Heiner-Carow-Preis

Seit 2013 wird während der Berlinale, den Internationalen Filmfestspielen Berlin, der Heiner-Carow-Preis vergeben. Ausgezeichnet wird ein deutscher Spiel-, Dokumentar- oder Essayfilm aus der Sektion Panorama, ab 2020 in der Sektion Perspektive Deutsches Kino. Der Preis ist mit 5.000,- Euro dotiert. Über die Vergabe entscheidet eine jährlich wechselnde dreiköpfige Jury.

Filmstill zu "Coming out"

COMING OUT

Matthias Freihof und Heiner Carow bei den Dreharbeiten (1989) Fotograf: Wolfgang Fritsche

Mit dem Preis erinnert die DEFA-Stiftung an den Filmregisseur Heiner Carow (1929-1997), der in den Babelsberger DEFA-Studios unter anderem Filme wie SIE NANNTEN IHN AMIGO (1958), DIE RUSSEN KOMMEN (1968/87), DIE LEGENDE VON PAUL UND PAULA (1972), IKARUS (1975), BIS DASS DER TOD EUCH SCHEIDET (1978) und COMING OUT (1988/89) inszenierte. Für COMING OUT erhielt er im Februar 1990 den Silbernen Bären im Berlinale-Wettbewerb.
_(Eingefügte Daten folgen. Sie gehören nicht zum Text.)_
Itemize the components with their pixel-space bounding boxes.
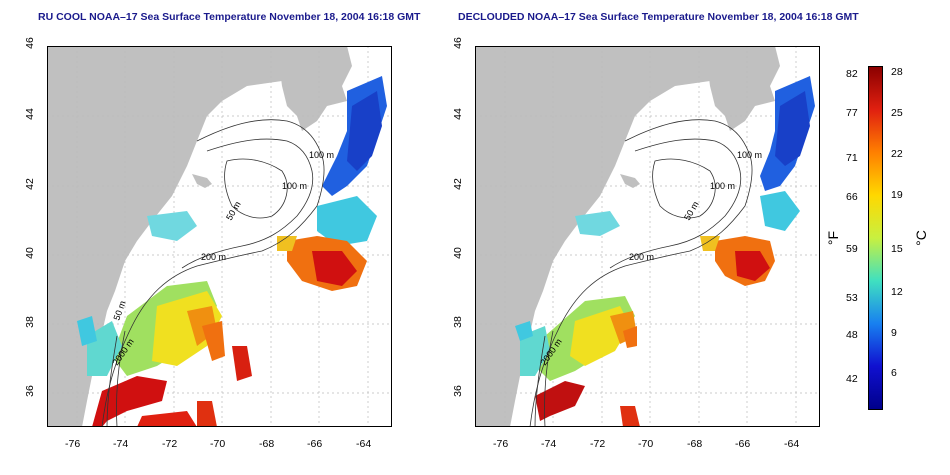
bathymetry-contours bbox=[529, 119, 753, 428]
x-tick-label: -68 bbox=[259, 438, 275, 450]
x-tick-label: -70 bbox=[210, 438, 226, 450]
y-tick-label: 44 bbox=[451, 108, 464, 120]
x-tick-label: -70 bbox=[638, 438, 654, 450]
y-tick-label: 42 bbox=[451, 178, 464, 190]
celsius-tick: 6 bbox=[891, 367, 897, 379]
land-mass bbox=[475, 46, 775, 427]
celsius-tick: 22 bbox=[891, 148, 903, 160]
left-map-title: RU COOL NOAA–17 Sea Surface Temperature … bbox=[38, 11, 421, 23]
right-map-canvas: 100 m 100 m 50 m 200 m 2000 m bbox=[475, 46, 820, 428]
land-nova-scotia bbox=[705, 46, 780, 131]
y-tick-label: 38 bbox=[451, 316, 464, 328]
celsius-tick: 9 bbox=[891, 327, 897, 339]
contour-label: 100 m bbox=[309, 150, 334, 160]
fahrenheit-unit-label: °F bbox=[825, 230, 842, 246]
fahrenheit-tick: 53 bbox=[846, 292, 858, 304]
y-tick-label: 42 bbox=[23, 178, 36, 190]
sst-data bbox=[77, 76, 387, 427]
x-tick-label: -66 bbox=[307, 438, 323, 450]
sst-data bbox=[515, 76, 815, 427]
contour-label: 100 m bbox=[737, 150, 762, 160]
y-tick-label: 38 bbox=[23, 316, 36, 328]
temperature-colorbar bbox=[868, 66, 883, 410]
x-tick-label: -76 bbox=[65, 438, 81, 450]
contour-label: 200 m bbox=[201, 252, 226, 262]
x-tick-label: -66 bbox=[735, 438, 751, 450]
y-tick-label: 36 bbox=[23, 385, 36, 397]
celsius-tick: 19 bbox=[891, 189, 903, 201]
left-map-canvas: 100 m 100 m 50 m 200 m 50 m 2000 m bbox=[47, 46, 392, 428]
celsius-tick: 25 bbox=[891, 107, 903, 119]
fahrenheit-tick: 71 bbox=[846, 152, 858, 164]
right-sst-map[interactable]: 100 m 100 m 50 m 200 m 2000 m bbox=[475, 46, 820, 428]
celsius-tick: 12 bbox=[891, 286, 903, 298]
fahrenheit-tick: 42 bbox=[846, 373, 858, 385]
y-tick-label: 40 bbox=[451, 247, 464, 259]
celsius-tick: 28 bbox=[891, 66, 903, 78]
fahrenheit-tick: 66 bbox=[846, 191, 858, 203]
y-tick-label: 46 bbox=[451, 37, 464, 49]
fahrenheit-tick: 48 bbox=[846, 329, 858, 341]
land-mass bbox=[47, 46, 347, 427]
contour-label: 100 m bbox=[282, 181, 307, 191]
bathymetry-contours bbox=[101, 119, 325, 428]
land-cape-cod bbox=[192, 174, 212, 188]
land-cape-cod bbox=[620, 174, 640, 188]
x-tick-label: -74 bbox=[541, 438, 557, 450]
left-sst-map[interactable]: 100 m 100 m 50 m 200 m 50 m 2000 m bbox=[47, 46, 392, 428]
x-tick-label: -72 bbox=[162, 438, 178, 450]
fahrenheit-tick: 77 bbox=[846, 107, 858, 119]
y-tick-label: 46 bbox=[23, 37, 36, 49]
celsius-unit-label: °C bbox=[912, 230, 929, 246]
x-tick-label: -64 bbox=[356, 438, 372, 450]
x-tick-label: -74 bbox=[113, 438, 129, 450]
contour-label: 100 m bbox=[710, 181, 735, 191]
land-nova-scotia bbox=[277, 46, 352, 131]
x-tick-label: -76 bbox=[493, 438, 509, 450]
fahrenheit-tick: 82 bbox=[846, 68, 858, 80]
x-tick-label: -68 bbox=[687, 438, 703, 450]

Der Heiner-Carow Preis ergänzt die Berlinale-Preise unabhängiger Jurys, die ihre Preise im Namen externer, vom Festival unabhängiger Organisationen und Institutionen vergeben.

Preisträger 2020

Natalija Yefimkina für GARAGENVOLK

Die DEFA-Stiftung verlieh am 27. Februar auf den 70. Internationalen Filmfestspielen Berlin den mit 5.000 Euro dotierten Heiner-Carow-Preis an Natalija Yefimkina für GARAGENVOLK.